Et sa propre libération maintient le schéma religieux dans cette maison morte:«Oui, à la grâce de Dieu! La liberté, une vie nouvelle - cette résurrection d'entre les morts...Ah, la belle minute!» (j'ai souligné)

  

         Sa peine terminée au début de 1854 et après avoir été affecté comme simple soldat (il deviendra sous-officier) dans un régiment de Semipalatinsk (en Sibérie) puis rétabli dans ses titres de noblesse, Dostoïevski travaillera, entre autres, à son livre de souvenirs sur le bagne qui paraîtra en revue à partir de 1860. Peu après sa sortie, il écrivit à son frère : il lui annonçait que ces années de bagne ne passeraient pas sans porter de fruits  et que, désormais, il n'écrirait plus de bagatelles. Il lui confiait qu'il avait emporté du bagne un grand nombre de types de caractères et qu'il avait de quoi remplir des volumes à partir de récits de vagabonds et de bandits et de toute cette vie noire et misérable.
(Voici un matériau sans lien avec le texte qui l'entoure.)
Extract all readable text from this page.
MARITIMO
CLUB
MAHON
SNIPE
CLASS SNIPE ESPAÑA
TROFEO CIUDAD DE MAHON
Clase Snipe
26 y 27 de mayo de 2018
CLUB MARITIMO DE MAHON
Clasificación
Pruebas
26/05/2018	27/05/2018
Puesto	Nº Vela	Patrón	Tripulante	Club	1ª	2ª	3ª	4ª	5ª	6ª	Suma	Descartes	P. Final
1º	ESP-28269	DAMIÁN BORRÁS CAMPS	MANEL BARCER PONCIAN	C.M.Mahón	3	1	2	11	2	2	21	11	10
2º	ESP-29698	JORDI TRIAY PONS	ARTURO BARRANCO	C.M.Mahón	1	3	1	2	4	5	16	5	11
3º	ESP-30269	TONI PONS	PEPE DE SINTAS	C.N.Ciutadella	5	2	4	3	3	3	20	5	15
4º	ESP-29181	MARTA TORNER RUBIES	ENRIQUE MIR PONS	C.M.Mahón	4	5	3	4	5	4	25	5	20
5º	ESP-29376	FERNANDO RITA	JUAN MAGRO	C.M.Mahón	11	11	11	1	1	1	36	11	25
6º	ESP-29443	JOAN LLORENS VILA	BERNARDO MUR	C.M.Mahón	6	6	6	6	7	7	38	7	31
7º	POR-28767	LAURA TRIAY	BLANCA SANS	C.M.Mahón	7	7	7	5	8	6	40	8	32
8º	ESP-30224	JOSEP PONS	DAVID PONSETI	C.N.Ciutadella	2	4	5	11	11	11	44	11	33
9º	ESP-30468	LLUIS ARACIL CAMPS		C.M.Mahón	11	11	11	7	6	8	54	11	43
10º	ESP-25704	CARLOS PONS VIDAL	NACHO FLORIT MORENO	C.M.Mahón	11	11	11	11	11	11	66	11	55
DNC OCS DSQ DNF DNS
 Même si les spécialistes de Dostoïevski débattent encore pour savoir quelle place tient ce livre dans l'orientation de sa carrière on peut le croire sur parole quand il écrit :« Bref, je n'ai pas perdu mon temps

 

Le 21 janvier 2018

 

NOTES

(1)On sait combien la foi de Dostoïevski prit plus tard des formes hétérodoxes. 

(2)Les passages délirants ne sont évidemment pas restitués : ils suggèrent tout de même sur quel abîme le récit se construisit.

(3)Jusque dans sa vocation christique, il est difficile de ne pas deviner la dimension masochiste de l'écrivain.

(4)Mais n'est-ce pas aussi une dominante de son écriture romanesque?

(5)Quelques décennies plus tard, Tchékhov, lecteur du texte de Dostoïevski, demeurant quelques mois de 1890 dans un lieu qui fut pour les Russes à la fois prison et processus de colonisation, depuis un autre observatoire et sur d'autres bases livrera un document aussi saisissant mais plus systématique avec L'Île de Sakhaline.

(6)Parmi eux des Polonais qui ne cachent pas le dégoût que leur inspirent des gens du peuple.

(7)L'envahissante promiscuité n'interdit pas les moments de solitude qu'il bénit et raconte parfaitement vers la fin du livre, au moment des bilans, des résolutions et plus généralement d'une autocritique sévère.

(8) Vieux débat philosophique "réactualisé" par Nietzsche et qui divise les économistes depuis Mauss.

(9)On sait combien la question juive est complexe chez Dostoïevski et il y aurait beaucoup à dire sur ce portrait, rien que sur la lecture de la seule page 215.

(10)Ces quelques lignes préfacent quelques personnages majeurs des grands romans à venir de Dostoïevski. 

(11)Dostoïevski n'a pas connu le spécisme...

(12)On sait depuis Freud que cette question hante Dostoïevski.

(13)On aurait pu espérer quelques notes de l'éditeur.

(14)Il servit partiellement de base à Svidrigaïlov dans Crime et Châtiment.